Roving on Mars One Day

The first up-close look at Martian sand dunes is being done by the Curiosity rover. This marks the first time that active dunes on another planet have ever been investigated.

The “Bagnold Dunes” are found at Mount Sharp's northwestern edge. Some are two stories high, and they're quite active. Satellite imagery shows the dunes being shifted by the Martian winds by near 1 meter (3 feet) each year.

Curiosity's arrival at the dunes is a first for all of space exploration. “No active dunes have been visited anywhere in the solar system besides Earth,” NASA stated in a press release.

Martian sand dune.
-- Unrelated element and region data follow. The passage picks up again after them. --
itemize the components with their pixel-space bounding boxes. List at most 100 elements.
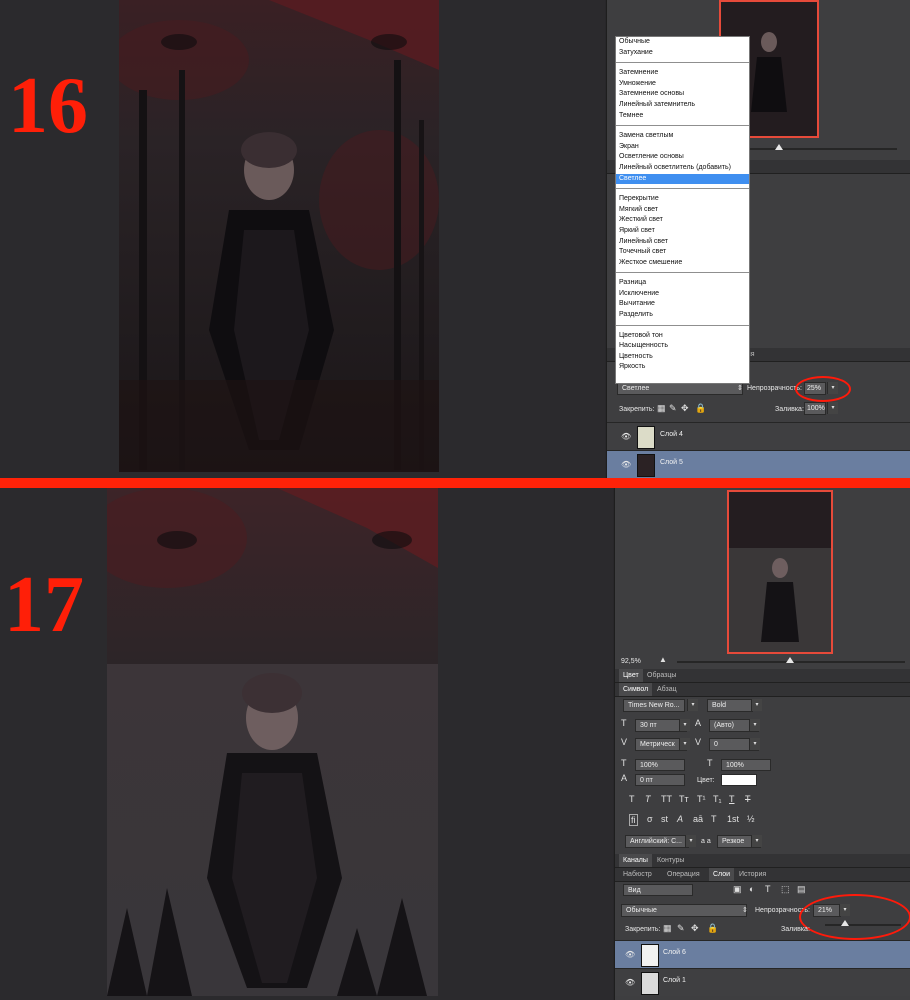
filter-smart-object-icon[interactable]: ▤: [797, 884, 806, 895]
blend-mode-option[interactable]: Исключение: [616, 289, 749, 300]
tracking-dropdown[interactable]: ▾: [749, 738, 760, 750]
fill-dropdown-button[interactable]: ▾: [827, 402, 838, 414]
filter-type-icon[interactable]: T: [765, 884, 771, 894]
tab-channels[interactable]: Каналы: [619, 854, 652, 867]
fractions-icon[interactable]: ½: [747, 814, 755, 824]
superscript-icon[interactable]: T¹: [697, 794, 706, 804]
blend-mode-option[interactable]: Яркий свет: [616, 226, 749, 237]
blend-mode-option[interactable]: Жесткое смешение: [616, 258, 749, 269]
blend-mode-option[interactable]: Жесткий свет: [616, 215, 749, 226]
blend-mode-option[interactable]: Затемнение: [616, 68, 749, 79]
tab-history[interactable]: История: [735, 868, 770, 881]
blend-mode-option[interactable]: Мягкий свет: [616, 205, 749, 216]
blend-mode-select[interactable]: Обычные: [621, 904, 747, 917]
language-select[interactable]: Английский: С...: [625, 835, 689, 848]
blend-mode-option[interactable]: Разделить: [616, 310, 749, 321]
blend-mode-option[interactable]: Линейный свет: [616, 237, 749, 248]
vertical-scale-input[interactable]: 100%: [635, 759, 685, 771]
blend-mode-option[interactable]: Вычитание: [616, 299, 749, 310]
text-color-swatch[interactable]: [721, 774, 757, 786]
visibility-eye-icon[interactable]: 👁: [625, 950, 635, 959]
old-style-icon[interactable]: σ: [647, 814, 653, 824]
filter-shape-icon[interactable]: ⬚: [781, 884, 790, 895]
layer-row[interactable]: 👁 Слой 4: [607, 422, 910, 450]
document-image[interactable]: [119, 0, 439, 472]
tab-character[interactable]: Символ: [619, 683, 653, 696]
lock-transparent-pixels-icon[interactable]: ▦: [657, 403, 666, 414]
zoom-level[interactable]: 92,5%: [621, 658, 641, 665]
font-size-dropdown[interactable]: ▾: [679, 719, 690, 731]
tab-paths[interactable]: Контуры: [653, 854, 688, 867]
fraction-icon[interactable]: 1st: [727, 814, 739, 824]
faux-bold-icon[interactable]: T: [629, 794, 635, 804]
font-family-select[interactable]: Times New Ro...: [623, 699, 685, 712]
blend-mode-option[interactable]: Светлее: [616, 173, 749, 185]
ligatures-icon[interactable]: fi: [629, 814, 638, 826]
font-family-dropdown[interactable]: ▾: [687, 699, 698, 711]
blend-mode-option[interactable]: Линейный осветлитель (добавить): [616, 163, 749, 174]
blend-mode-option[interactable]: Цветовой тон: [616, 331, 749, 342]
language-dropdown[interactable]: ▾: [685, 835, 696, 847]
visibility-eye-icon[interactable]: 👁: [625, 978, 635, 987]
fill-input[interactable]: 100%: [804, 402, 826, 415]
tab-actions-set[interactable]: Набюстр: [619, 868, 656, 881]
tab-layers[interactable]: Слои: [709, 868, 735, 881]
blend-mode-option[interactable]: Яркость: [616, 362, 749, 373]
layer-row-selected[interactable]: 👁 Слой 5: [607, 450, 910, 478]
all-caps-icon[interactable]: TT: [661, 794, 672, 804]
tab-paragraph[interactable]: Абзац: [653, 683, 681, 696]
lock-all-icon[interactable]: 🔒: [695, 403, 706, 414]
blend-mode-option[interactable]: Темнее: [616, 111, 749, 122]
blend-mode-menu[interactable]: Обычные Затухание Затемнение Умножение Затем…: [615, 36, 750, 384]
tab-color[interactable]: Цвет: [619, 669, 643, 682]
strikethrough-icon[interactable]: T: [745, 794, 751, 804]
document-image[interactable]: [107, 488, 438, 996]
baseline-shift-input[interactable]: 0 пт: [635, 774, 685, 786]
layer-filter-select[interactable]: Вид: [623, 884, 693, 896]
zoom-slider-thumb[interactable]: [775, 144, 783, 150]
blend-mode-option[interactable]: Умножение: [616, 79, 749, 90]
underline-icon[interactable]: T: [729, 794, 735, 804]
stylistic-alternates-icon[interactable]: A: [677, 814, 683, 824]
visibility-eye-icon[interactable]: 👁: [621, 460, 631, 469]
lock-position-icon[interactable]: ✥: [691, 923, 699, 934]
blend-mode-option[interactable]: Точечный свет: [616, 247, 749, 258]
blend-mode-option[interactable]: Перекрытие: [616, 194, 749, 205]
lock-transparent-pixels-icon[interactable]: ▦: [663, 923, 672, 934]
blend-mode-option[interactable]: Обычные: [616, 37, 749, 48]
blend-mode-option[interactable]: Насыщенность: [616, 341, 749, 352]
filter-adjustment-icon[interactable]: ◐: [749, 884, 754, 894]
swash-icon[interactable]: st: [661, 814, 668, 824]
horizontal-scale-input[interactable]: 100%: [721, 759, 771, 771]
layer-row-selected[interactable]: 👁 Слой 6: [615, 940, 910, 968]
lock-image-pixels-icon[interactable]: ✎: [677, 923, 685, 934]
opacity-slider-track[interactable]: [825, 924, 901, 926]
tab-swatches[interactable]: Образцы: [643, 669, 680, 682]
blend-mode-option[interactable]: Цветность: [616, 352, 749, 363]
opacity-slider-thumb[interactable]: [841, 920, 849, 926]
filter-pixel-icon[interactable]: ▣: [733, 884, 742, 895]
tab-operations[interactable]: Операция: [663, 868, 704, 881]
blend-mode-option[interactable]: Линейный затемнитель: [616, 100, 749, 111]
zoom-slider-thumb[interactable]: [786, 657, 794, 663]
font-style-dropdown[interactable]: ▾: [751, 699, 762, 711]
blend-mode-option[interactable]: Экран: [616, 142, 749, 153]
blend-mode-option[interactable]: Осветление основы: [616, 152, 749, 163]
zoom-out-icon[interactable]: ▲: [659, 655, 667, 664]
blend-mode-option[interactable]: Разница: [616, 278, 749, 289]
faux-italic-icon[interactable]: T: [645, 794, 651, 804]
visibility-eye-icon[interactable]: 👁: [621, 432, 631, 441]
blend-mode-option[interactable]: Затухание: [616, 48, 749, 59]
small-caps-icon[interactable]: Tт: [679, 794, 689, 804]
ordinals-icon[interactable]: T: [711, 814, 717, 824]
titling-alternates-icon[interactable]: aā: [693, 814, 703, 824]
blend-mode-option[interactable]: Замена светлым: [616, 131, 749, 142]
lock-position-icon[interactable]: ✥: [681, 403, 689, 414]
font-style-select[interactable]: Bold: [707, 699, 753, 712]
blend-mode-option[interactable]: Затемнение основы: [616, 89, 749, 100]
lock-all-icon[interactable]: 🔒: [707, 923, 718, 934]
layer-row[interactable]: 👁 Слой 1: [615, 968, 910, 996]
subscript-icon[interactable]: T₁: [713, 794, 722, 804]
antialias-dropdown[interactable]: ▾: [751, 835, 762, 847]
navigator-thumbnail[interactable]: [727, 490, 833, 654]
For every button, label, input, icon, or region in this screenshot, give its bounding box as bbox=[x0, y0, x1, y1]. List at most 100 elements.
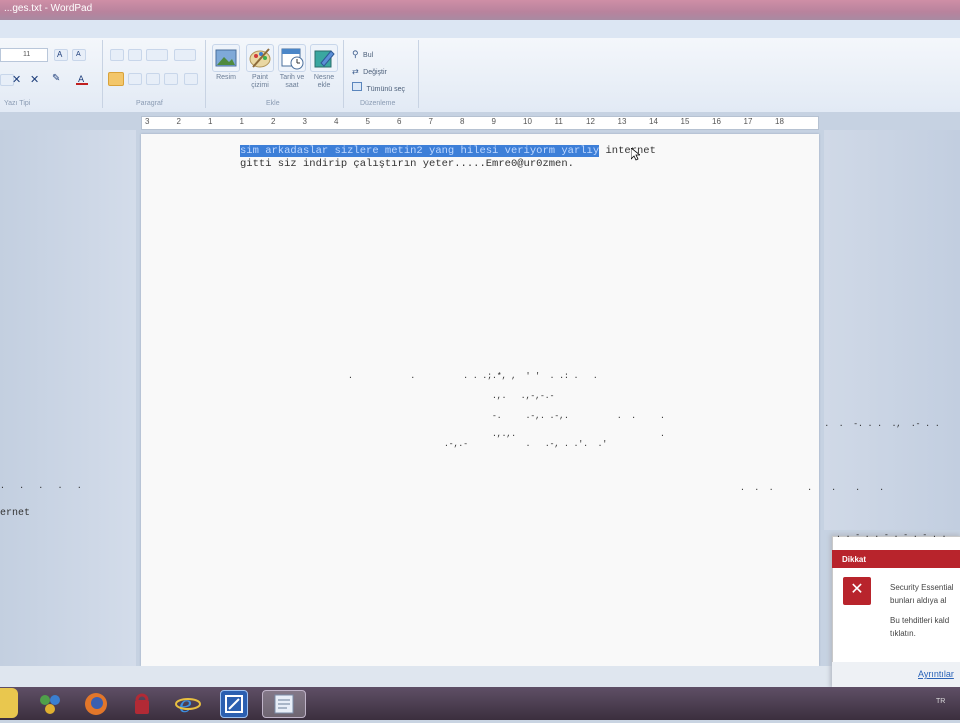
status-bar bbox=[0, 666, 960, 687]
render-noise: .,. .,-,-.- bbox=[492, 392, 555, 401]
group-separator bbox=[102, 40, 103, 108]
right-background-window bbox=[824, 130, 960, 530]
details-link[interactable]: Ayrıntılar bbox=[918, 669, 954, 679]
highlight-icon[interactable]: ✎ bbox=[52, 73, 60, 84]
wordpad-taskbar-button[interactable] bbox=[262, 690, 306, 718]
paragraph-dialog-button[interactable] bbox=[184, 73, 198, 85]
ruler-tick-label: 11 bbox=[554, 117, 563, 126]
render-noise: -. .-,. .-,. . . . bbox=[492, 412, 665, 421]
network-app-icon[interactable] bbox=[36, 690, 64, 718]
find-label: Bul bbox=[363, 52, 374, 59]
calendar-clock-icon bbox=[281, 48, 304, 70]
binoculars-icon: ⚲ bbox=[352, 49, 359, 59]
replace-button[interactable]: ⇄ Değiştir bbox=[352, 61, 412, 76]
ruler-tick-label: 2 bbox=[271, 117, 276, 126]
ruler-tick-label: 4 bbox=[334, 117, 339, 126]
list-button[interactable] bbox=[146, 49, 168, 61]
security-app-icon[interactable] bbox=[128, 690, 156, 718]
ruler-tick-label: 1 bbox=[208, 117, 213, 126]
select-all-button[interactable]: Tümünü seç bbox=[352, 78, 416, 93]
insert-object-button[interactable] bbox=[310, 44, 338, 72]
start-button[interactable] bbox=[0, 688, 18, 718]
paint-drawing-label: Paint çizimi bbox=[251, 74, 269, 89]
grow-font-button[interactable]: A bbox=[54, 49, 68, 61]
render-noise: .-,.- . .-, . .'. .' bbox=[444, 440, 608, 449]
object-icon bbox=[314, 50, 335, 68]
line-spacing-button[interactable] bbox=[174, 49, 196, 61]
metin2-app-icon[interactable] bbox=[220, 690, 248, 718]
font-size-box[interactable]: 11 bbox=[0, 48, 48, 62]
render-noise: . . . . . bbox=[0, 482, 82, 491]
align-right-button[interactable] bbox=[146, 73, 160, 85]
group-separator bbox=[418, 40, 419, 108]
superscript-icon[interactable]: ✕ bbox=[30, 73, 39, 86]
increase-indent-button[interactable] bbox=[128, 49, 142, 61]
font-color-icon[interactable]: A bbox=[76, 72, 88, 85]
ribbon-tab-strip bbox=[0, 20, 960, 39]
document-line-2[interactable]: gitti siz indirip çalıştırın yeter.....E… bbox=[240, 158, 574, 170]
left-background-window bbox=[0, 130, 136, 666]
ruler-tick-label: 14 bbox=[649, 117, 658, 126]
picture-icon bbox=[215, 49, 237, 67]
threat-icon: ✕ bbox=[843, 577, 871, 605]
ruler-tick-label: 2 bbox=[176, 117, 181, 126]
editing-group-label: Düzenleme bbox=[360, 100, 396, 107]
ruler-tick-label: 6 bbox=[397, 117, 402, 126]
ruler-tick-label: 3 bbox=[145, 117, 150, 126]
ruler-tick-label: 15 bbox=[680, 117, 690, 126]
window-title: ...ges.txt - WordPad bbox=[4, 3, 93, 14]
document-line-1[interactable]: sim arkadaslar sizlere metin2 yang hiles… bbox=[240, 145, 656, 157]
render-noise: .,.,. . bbox=[492, 430, 665, 439]
group-separator bbox=[343, 40, 344, 108]
ruler-tick-label: 9 bbox=[491, 117, 496, 126]
subscript-icon[interactable]: ✕ bbox=[12, 73, 21, 86]
paragraph-group-label: Paragraf bbox=[136, 100, 163, 107]
alert-text-3: Bu tehditleri kald bbox=[890, 616, 950, 625]
align-center-button[interactable] bbox=[128, 73, 142, 85]
ruler-tick-label: 7 bbox=[428, 117, 433, 126]
replace-label: Değiştir bbox=[363, 69, 387, 76]
ruler-tick-label: 18 bbox=[775, 117, 784, 126]
alert-text-1: Security Essential bbox=[890, 583, 954, 592]
render-noise: . . . . . . . bbox=[740, 484, 885, 493]
align-left-button[interactable] bbox=[108, 72, 124, 86]
mouse-cursor-icon bbox=[631, 148, 640, 161]
select-all-label: Tümünü seç bbox=[366, 86, 405, 93]
picture-button[interactable] bbox=[212, 44, 240, 72]
firefox-icon[interactable] bbox=[82, 690, 110, 718]
ruler-tick-label: 10 bbox=[523, 117, 532, 126]
group-separator bbox=[205, 40, 206, 108]
ruler-tick-label: 13 bbox=[617, 117, 627, 126]
ruler-tick-label: 12 bbox=[586, 117, 595, 126]
paint-icon bbox=[249, 48, 271, 68]
ruler-tick-label: 17 bbox=[743, 117, 753, 126]
alert-title: Dikkat bbox=[842, 555, 867, 564]
selected-text[interactable]: sim arkadaslar sizlere metin2 yang hiles… bbox=[240, 145, 600, 157]
insert-object-label: Nesne ekle bbox=[313, 74, 335, 89]
shrink-font-button[interactable]: A bbox=[72, 49, 86, 61]
ruler-tick-label: 8 bbox=[460, 117, 465, 126]
ruler-tick-label: 3 bbox=[302, 117, 307, 126]
date-time-button[interactable] bbox=[278, 44, 306, 72]
insert-group-label: Ekle bbox=[266, 100, 280, 107]
render-noise: . . -. . . ., .- . . bbox=[810, 420, 940, 429]
font-size-value: 11 bbox=[23, 51, 31, 58]
language-indicator[interactable]: TR bbox=[936, 698, 945, 705]
render-noise: . . . . .;.*, , ' ' . .: . . bbox=[348, 372, 598, 381]
internet-explorer-icon[interactable]: e bbox=[174, 690, 202, 718]
ruler-marks: 3 2 1 1 2 3 4 5 6 7 8 9 10 11 12 13 14 15 16 17 18 bbox=[141, 117, 819, 129]
replace-icon: ⇄ bbox=[352, 67, 359, 76]
alert-text-4: tıklatın. bbox=[890, 629, 916, 638]
find-button[interactable]: ⚲ Bul bbox=[352, 44, 412, 59]
background-window-text: ernet bbox=[0, 508, 31, 519]
paint-drawing-button[interactable] bbox=[246, 44, 274, 72]
ruler-tick-label: 5 bbox=[365, 117, 370, 126]
select-all-icon bbox=[352, 82, 362, 91]
justify-button[interactable] bbox=[164, 73, 178, 85]
ruler-tick-label: 1 bbox=[239, 117, 244, 126]
font-group-label: Yazı Tipi bbox=[4, 100, 31, 107]
document-page[interactable] bbox=[141, 134, 819, 666]
svg-text:e: e bbox=[179, 693, 192, 718]
decrease-indent-button[interactable] bbox=[110, 49, 124, 61]
alert-text-2: bunları aldıya al bbox=[890, 596, 947, 605]
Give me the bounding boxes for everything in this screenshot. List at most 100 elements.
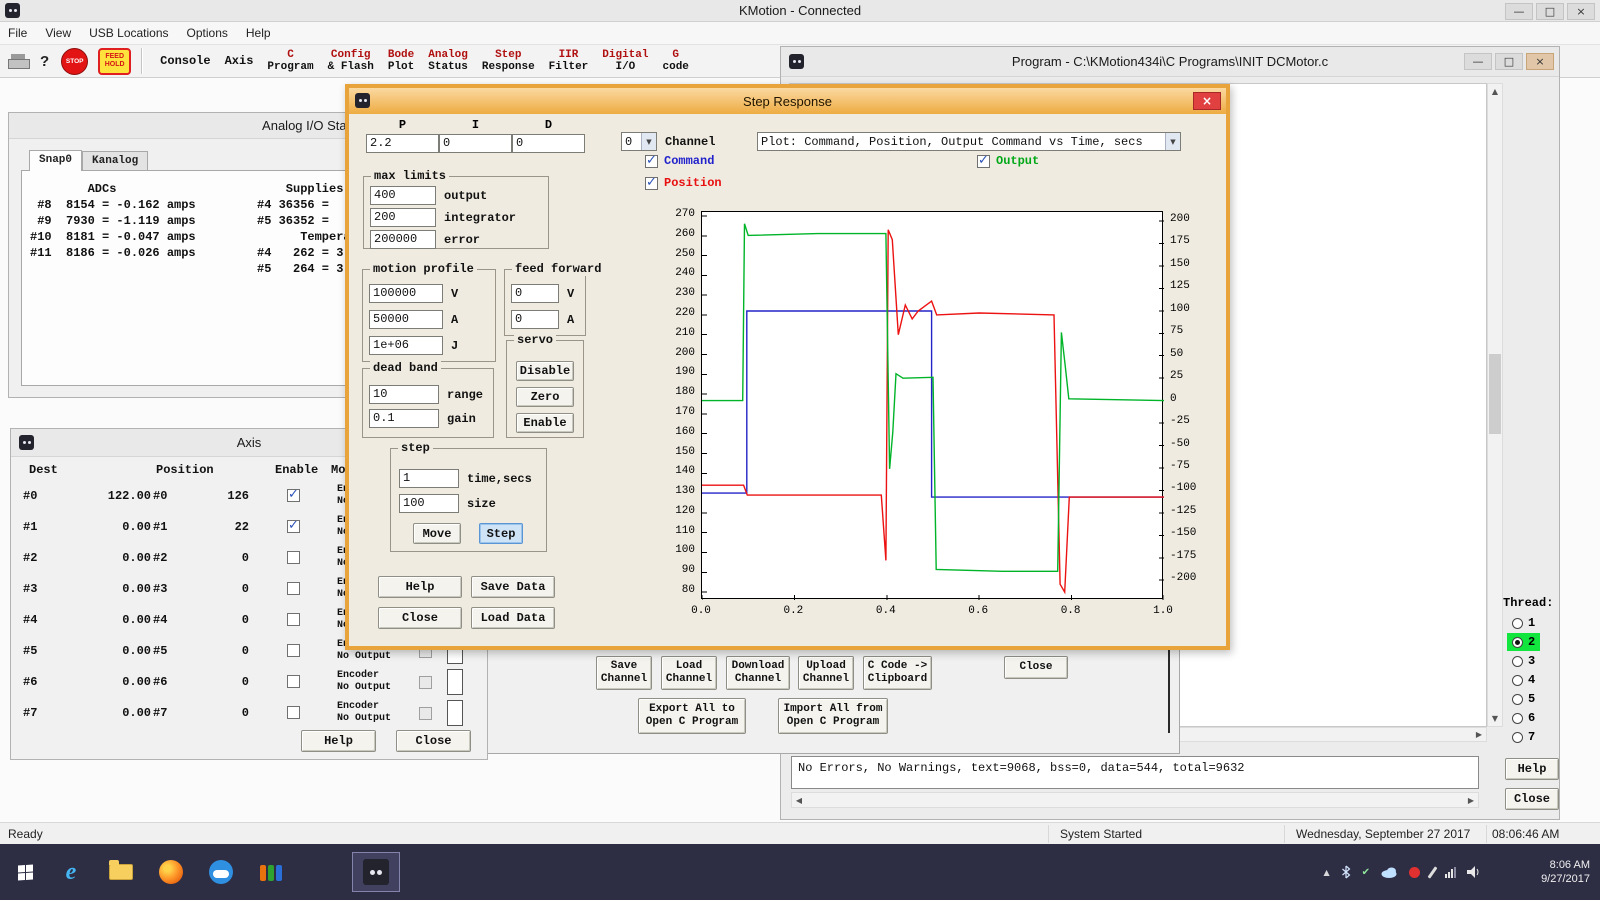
taskbar-app-file-explorer[interactable]	[104, 855, 138, 889]
step-size-input[interactable]: 100	[399, 494, 459, 513]
scroll-left-icon[interactable]: ◀	[792, 793, 806, 807]
enable-checkbox[interactable]	[287, 489, 300, 502]
menu-options[interactable]: Options	[187, 26, 228, 40]
i-input[interactable]: 0	[439, 134, 512, 153]
network-icon[interactable]	[1445, 867, 1456, 878]
feed-hold-button[interactable]: FEEDHOLD	[98, 48, 131, 75]
error-limit-input[interactable]: 200000	[370, 230, 436, 249]
channel-select[interactable]: 0▼	[621, 132, 657, 151]
editor-vscrollbar[interactable]: ▲ ▼	[1487, 83, 1503, 727]
scroll-up-icon[interactable]: ▲	[1488, 84, 1502, 99]
enable-checkbox[interactable]	[287, 613, 300, 626]
thread-radio-5[interactable]: 5	[1507, 690, 1540, 708]
close-button[interactable]: Close	[378, 607, 462, 629]
taskbar-app-firefox[interactable]	[154, 855, 188, 889]
help-button[interactable]: Help	[301, 730, 376, 752]
enable-button[interactable]: Enable	[516, 413, 574, 433]
output-hscrollbar[interactable]: ◀ ▶	[791, 792, 1479, 808]
maximize-icon[interactable]: □	[1495, 53, 1523, 70]
toolbar-filter[interactable]: IIRFilter	[542, 45, 596, 77]
onedrive-icon[interactable]	[1381, 866, 1398, 878]
bluetooth-icon[interactable]	[1341, 865, 1351, 879]
accel-input[interactable]: 50000	[369, 310, 443, 329]
enable-checkbox[interactable]	[287, 706, 300, 719]
start-button[interactable]	[8, 844, 43, 900]
help-icon[interactable]: ?	[38, 53, 51, 70]
button-save-channel[interactable]: SaveChannel	[596, 656, 652, 690]
toolbar-i-o[interactable]: DigitalI/O	[595, 45, 655, 77]
close-icon[interactable]: ×	[1526, 53, 1554, 70]
mode-selector[interactable]	[447, 669, 463, 695]
p-input[interactable]: 2.2	[366, 134, 439, 153]
taskbar-app-weather[interactable]	[204, 855, 238, 889]
dest-value[interactable]: 0.00	[47, 644, 151, 658]
step-time-input[interactable]: 1	[399, 469, 459, 488]
velocity-input[interactable]: 100000	[369, 284, 443, 303]
checkbox-icon[interactable]	[977, 155, 990, 168]
enable-checkbox[interactable]	[287, 520, 300, 533]
integrator-limit-input[interactable]: 200	[370, 208, 436, 227]
dest-value[interactable]: 0.00	[47, 551, 151, 565]
enable-checkbox[interactable]	[287, 582, 300, 595]
menu-help[interactable]: Help	[246, 26, 271, 40]
thread-radio-2[interactable]: 2	[1507, 633, 1540, 651]
hidden-icons-icon[interactable]: ▲	[1323, 868, 1329, 877]
print-icon[interactable]	[8, 54, 28, 69]
thread-radio-4[interactable]: 4	[1507, 671, 1540, 689]
step-button[interactable]: Step	[479, 523, 523, 544]
tab-kanalog[interactable]: Kanalog	[82, 151, 148, 170]
button-upload-channel[interactable]: UploadChannel	[798, 656, 854, 690]
close-button[interactable]: Close	[1004, 656, 1068, 679]
checkbox-icon[interactable]	[645, 155, 658, 168]
thread-radio-3[interactable]: 3	[1507, 652, 1540, 670]
vscroll-thumb[interactable]	[1489, 354, 1501, 434]
enable-checkbox[interactable]	[287, 675, 300, 688]
table-row[interactable]: #70.00#70EncoderNo Output	[11, 698, 487, 729]
toolbar-status[interactable]: AnalogStatus	[421, 45, 475, 77]
dest-value[interactable]: 0.00	[47, 520, 151, 534]
stop-button[interactable]: STOP	[61, 48, 88, 75]
thread-radio-1[interactable]: 1	[1507, 614, 1540, 632]
deadband-gain-input[interactable]: 0.1	[369, 409, 439, 428]
tab-snap0[interactable]: Snap0	[29, 150, 82, 171]
dest-value[interactable]: 0.00	[47, 613, 151, 627]
menu-usb-locations[interactable]: USB Locations	[89, 26, 168, 40]
button-download-channel[interactable]: DownloadChannel	[726, 656, 790, 690]
volume-icon[interactable]	[1467, 866, 1480, 878]
scroll-right-icon[interactable]: ▶	[1464, 793, 1478, 807]
mode-checkbox[interactable]	[419, 676, 432, 689]
d-input[interactable]: 0	[512, 134, 585, 153]
toolbar--flash[interactable]: Config& Flash	[321, 45, 381, 77]
dest-value[interactable]: 0.00	[47, 675, 151, 689]
save-data-button[interactable]: Save Data	[471, 576, 555, 598]
plot-check-position[interactable]: Position	[645, 176, 722, 190]
minimize-icon[interactable]: —	[1505, 3, 1533, 20]
checkbox-icon[interactable]	[645, 177, 658, 190]
scroll-right-icon[interactable]: ▶	[1472, 728, 1486, 741]
mode-checkbox[interactable]	[419, 707, 432, 720]
plot-select[interactable]: Plot: Command, Position, Output Command …	[757, 132, 1181, 151]
scroll-down-icon[interactable]: ▼	[1488, 711, 1502, 726]
thread-radio-6[interactable]: 6	[1507, 709, 1540, 727]
taskbar-kmotion-active[interactable]	[352, 852, 400, 892]
taskbar-app-internet-explorer[interactable]: e	[54, 855, 88, 889]
mode-selector[interactable]	[447, 700, 463, 726]
kmotion-titlebar[interactable]: KMotion - Connected — □ ×	[0, 0, 1600, 22]
action-center-icon[interactable]	[1409, 867, 1420, 878]
toolbar-plot[interactable]: BodePlot	[381, 45, 421, 77]
toolbar-code[interactable]: Gcode	[656, 45, 696, 77]
toolbar-program[interactable]: CProgram	[260, 45, 320, 77]
plot-check-output[interactable]: Output	[977, 154, 1039, 168]
program-titlebar[interactable]: Program - C:\KMotion434i\C Programs\INIT…	[781, 47, 1559, 77]
button-import-all-from-open-c-program[interactable]: Import All fromOpen C Program	[778, 698, 888, 734]
toolbar-response[interactable]: StepResponse	[475, 45, 542, 77]
zero-button[interactable]: Zero	[516, 387, 574, 407]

Credit: NASA/JPL

The images that are included in the above mosaic were originally taken on Nov. 27, 2015; however, it takes some time for NASA to receive and edit the images, which is why we are just getting them now. NASA notes that, in this case, the scene is presented with a color adjustment that is meant to approximate white balancing and resemble how the sand would appear under daytime lighting conditions on Earth.

Ultimately, Curiosity has been at work on Mars for 1,176th Martian days. Curiosity's primary objective right now is to explore Mount Sharp. Just as Earth’s layered sediments provide a window into the past, scientists are hoping the layers of Mount Sharp will provide some insight into Mars' geological history.

What Is It Looking For

The rover will examine a sample of the sandy material to look for clues about the dunes' composition and how the wind shapes them. "These dunes have a different texture from dunes on Earth," says Nathan Bridges, of the Curiosity team, in the release. "The ripples on them are much larger than ripples on top of dunes on Earth, and we don't know why. We have models based on the lower air pressure. It takes a higher wind speed to get a particle moving. But now we'll have the first opportunity to make detailed observations."

Learn more about this missions in the video below.

In the end, ascending and exploring the sedimentary lower layers of Mount Sharp, which towers some 5.5 km (3.4 miles) into the Martian sky, is the primary goal of the rover's mission on the Red Planet.

That said, multiple NASA rovers have studied much smaller Martian sand ripples on the planet (including the Curosity rover); however, none has ever visited or investigated these types of large dunes, which are as tall as a two story building and are as wide as a football field.